Context: Anatomical, physiological, and epidemiological data indicate that there may be a significant genetic component to prolonged time with and recurrent episodes of otitis media in children.

Objective: To determine the genetic component of time with and episodes of middle ear effusion and acute otitis media (AOM) during the first 2 years of life.

Design: Prospective twin and triplet cohort study with enrollment from 1982 through 1995.

Setting: Otitis Media Research Center in the ear, nose, and throat clinic of Children's Hospital of Pittsburgh, Pittsburgh, Pa.

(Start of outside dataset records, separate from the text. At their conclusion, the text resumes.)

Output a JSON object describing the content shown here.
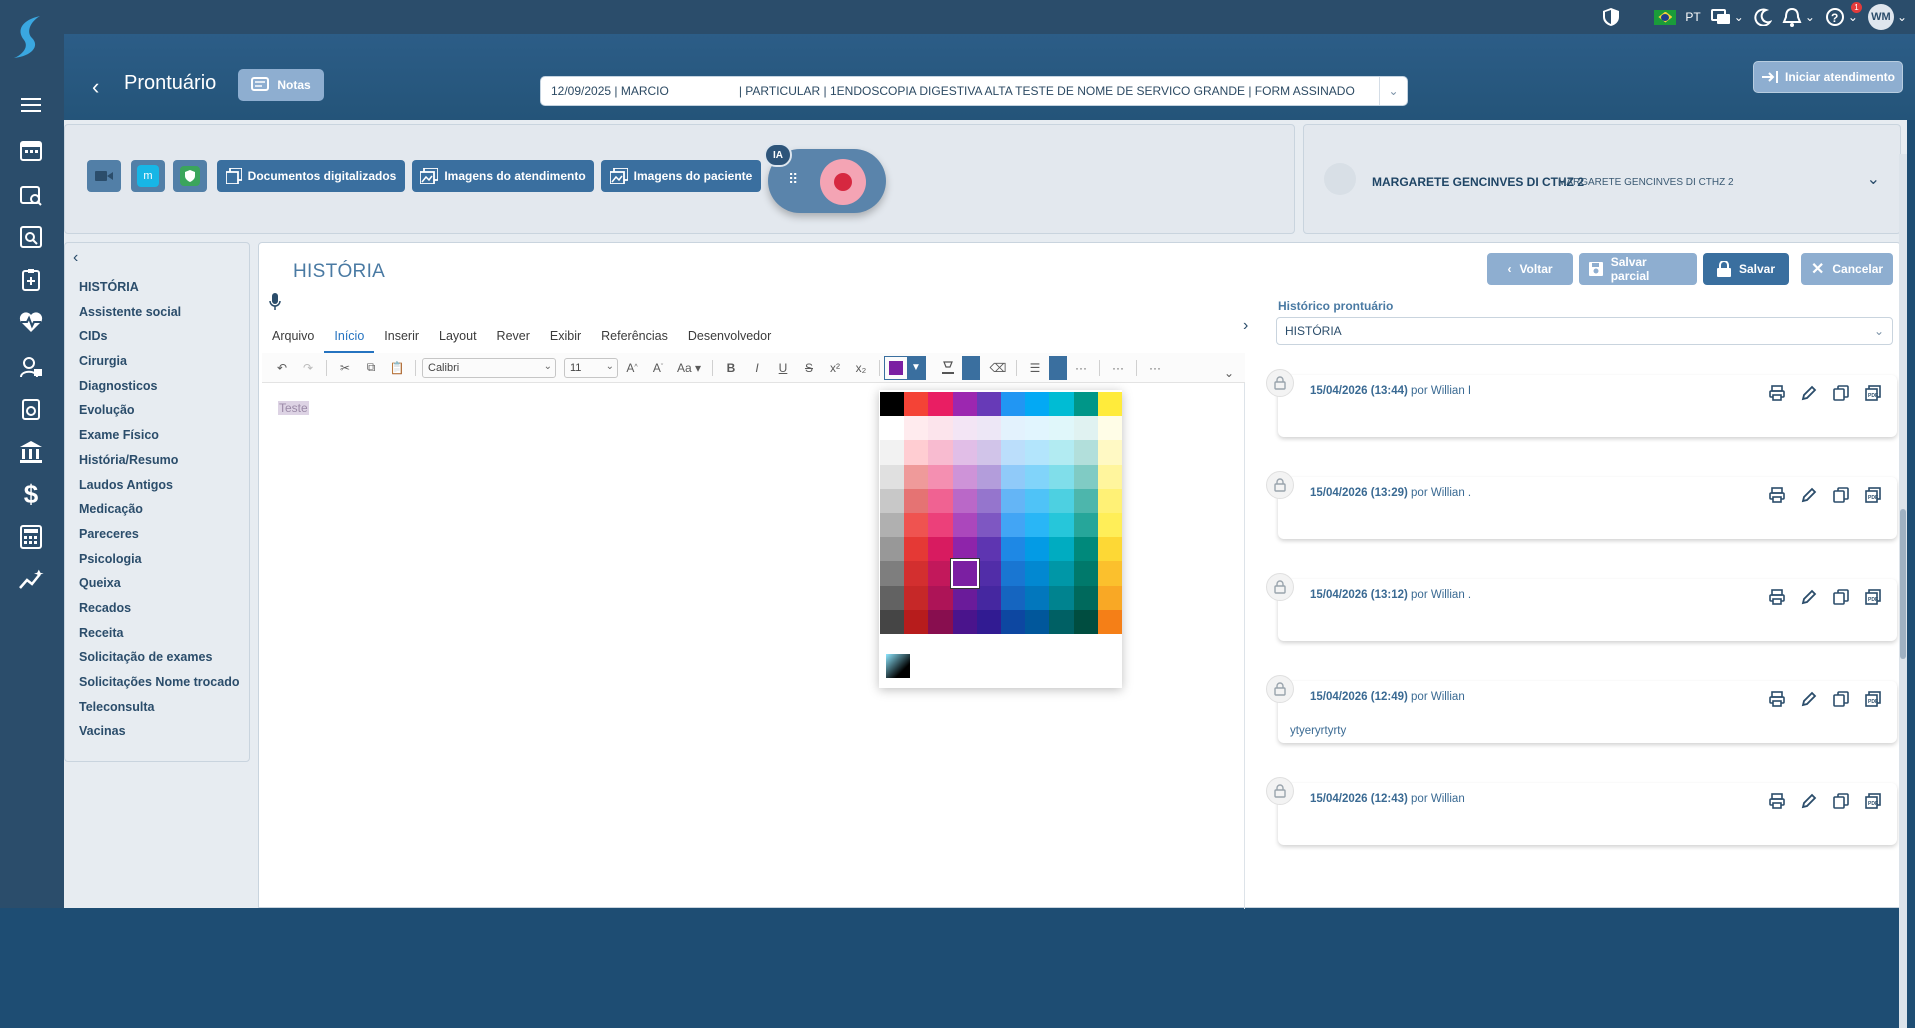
{
  "topbar": {
    "language": "PT",
    "user_initials": "WM",
    "notification_count": "1"
  },
  "header": {
    "title": "Prontuário",
    "notes_label": "Notas",
    "appointment_value": "12/09/2025 | MARCIO                     | PARTICULAR | 1ENDOSCOPIA DIGESTIVA ALTA TESTE DE NOME DE SERVICO GRANDE | FORM ASSINADO",
    "start_label": "Iniciar atendimento"
  },
  "toolpanel": {
    "digitized_docs": "Documentos digitalizados",
    "appointment_images": "Imagens do atendimento",
    "patient_images": "Imagens do paciente",
    "ia_label": "IA"
  },
  "patient": {
    "name": "MARGARETE GENCINVES DI CTHZ 2",
    "social_name": "MARGARETE GENCINVES DI CTHZ 2"
  },
  "sidebar": {
    "items": [
      "HISTÓRIA",
      "Assistente social",
      "CIDs",
      "Cirurgia",
      "Diagnosticos",
      "Evolução",
      "Exame Físico",
      "História/Resumo",
      "Laudos Antigos",
      "Medicação",
      "Pareceres",
      "Psicologia",
      "Queixa",
      "Recados",
      "Receita",
      "Solicitação de exames",
      "Solicitações Nome trocado",
      "Teleconsulta",
      "Vacinas"
    ]
  },
  "content": {
    "title": "HISTÓRIA",
    "back_label": "Voltar",
    "save_partial_label": "Salvar parcial",
    "save_label": "Salvar",
    "cancel_label": "Cancelar"
  },
  "editor": {
    "menus": [
      "Arquivo",
      "Início",
      "Inserir",
      "Layout",
      "Rever",
      "Exibir",
      "Referências",
      "Desenvolvedor"
    ],
    "active_menu": "Início",
    "font_family": "Calibri",
    "font_size": "11",
    "document_text": "Teste",
    "selected_font_color": "#7b1fa2"
  },
  "palette": {
    "colors": [
      [
        "#000000",
        "#f44336",
        "#e91e63",
        "#9c27b0",
        "#673ab7",
        "#2196f3",
        "#03a9f4",
        "#00bcd4",
        "#009688",
        "#ffeb3b"
      ],
      [
        "#ffffff",
        "#ffebee",
        "#fce4ec",
        "#f3e5f5",
        "#ede7f6",
        "#e3f2fd",
        "#e1f5fe",
        "#e0f7fa",
        "#e0f2f1",
        "#fffde7"
      ],
      [
        "#f2f2f2",
        "#ffcdd2",
        "#f8bbd0",
        "#e1bee7",
        "#d1c4e9",
        "#bbdefb",
        "#b3e5fc",
        "#b2ebf2",
        "#b2dfdb",
        "#fff9c4"
      ],
      [
        "#e0e0e0",
        "#ef9a9a",
        "#f48fb1",
        "#ce93d8",
        "#b39ddb",
        "#90caf9",
        "#81d4fa",
        "#80deea",
        "#80cbc4",
        "#fff59d"
      ],
      [
        "#c8c8c8",
        "#e57373",
        "#f06292",
        "#ba68c8",
        "#9575cd",
        "#64b5f6",
        "#4fc3f7",
        "#4dd0e1",
        "#4db6ac",
        "#fff176"
      ],
      [
        "#b0b0b0",
        "#ef5350",
        "#ec407a",
        "#ab47bc",
        "#7e57c2",
        "#42a5f5",
        "#29b6f6",
        "#26c6da",
        "#26a69a",
        "#ffee58"
      ],
      [
        "#989898",
        "#e53935",
        "#d81b60",
        "#8e24aa",
        "#5e35b1",
        "#1e88e5",
        "#039be5",
        "#00acc1",
        "#00897b",
        "#fdd835"
      ],
      [
        "#7e7e7e",
        "#d32f2f",
        "#c2185b",
        "#7b1fa2",
        "#512da8",
        "#1976d2",
        "#0288d1",
        "#0097a7",
        "#00796b",
        "#fbc02d"
      ],
      [
        "#626262",
        "#c62828",
        "#ad1457",
        "#6a1b9a",
        "#4527a0",
        "#1565c0",
        "#0277bd",
        "#00838f",
        "#00695c",
        "#f9a825"
      ],
      [
        "#454545",
        "#b71c1c",
        "#880e4f",
        "#4a148c",
        "#311b92",
        "#0d47a1",
        "#01579b",
        "#006064",
        "#004d40",
        "#f57f17"
      ]
    ],
    "selected": "7-3"
  },
  "history": {
    "label": "Histórico prontuário",
    "select_value": "HISTÓRIA",
    "entries": [
      {
        "date": "15/04/2026 (13:44)",
        "by": "por Willian I",
        "text": ""
      },
      {
        "date": "15/04/2026 (13:29)",
        "by": "por Willian .",
        "text": ""
      },
      {
        "date": "15/04/2026 (13:12)",
        "by": "por Willian .",
        "text": ""
      },
      {
        "date": "15/04/2026 (12:49)",
        "by": "por Willian",
        "text": "ytyeryrtyrty"
      },
      {
        "date": "15/04/2026 (12:43)",
        "by": "por Willian",
        "text": ""
      }
    ]
  }
}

Patients: A total of 168 healthy same-sex twin and 7 triplet sets were recruited within the first 2 months of life; zygosity results were available for 140 sets; 138 (99%) of these were followed up for 1 year and 126 (90%) for 2 years.

Main outcome measures: Proportion of time with middle ear effusion, episodes of middle ear effusion, and episodes of AOM by zygosity status.

Results: At the 2-year end point, the estimate of heritability of time with middle ear effusion was 0.73 (P<.001). The estimates of discordance for 3 or more episodes of middle ear effusion were 0.04 for monozygotic twins and 0.37 for dizygotic twins (P = .01). The estimate of discordance of an episode of AOM in monozygotic twins was 0.04 compared with 0.49 in dizygotic twins (P = .005).

Conclusions: Our study suggests there is a strong genetic component to the amount of time with middle ear effusion and episodes of middle ear effusion and AOM in children.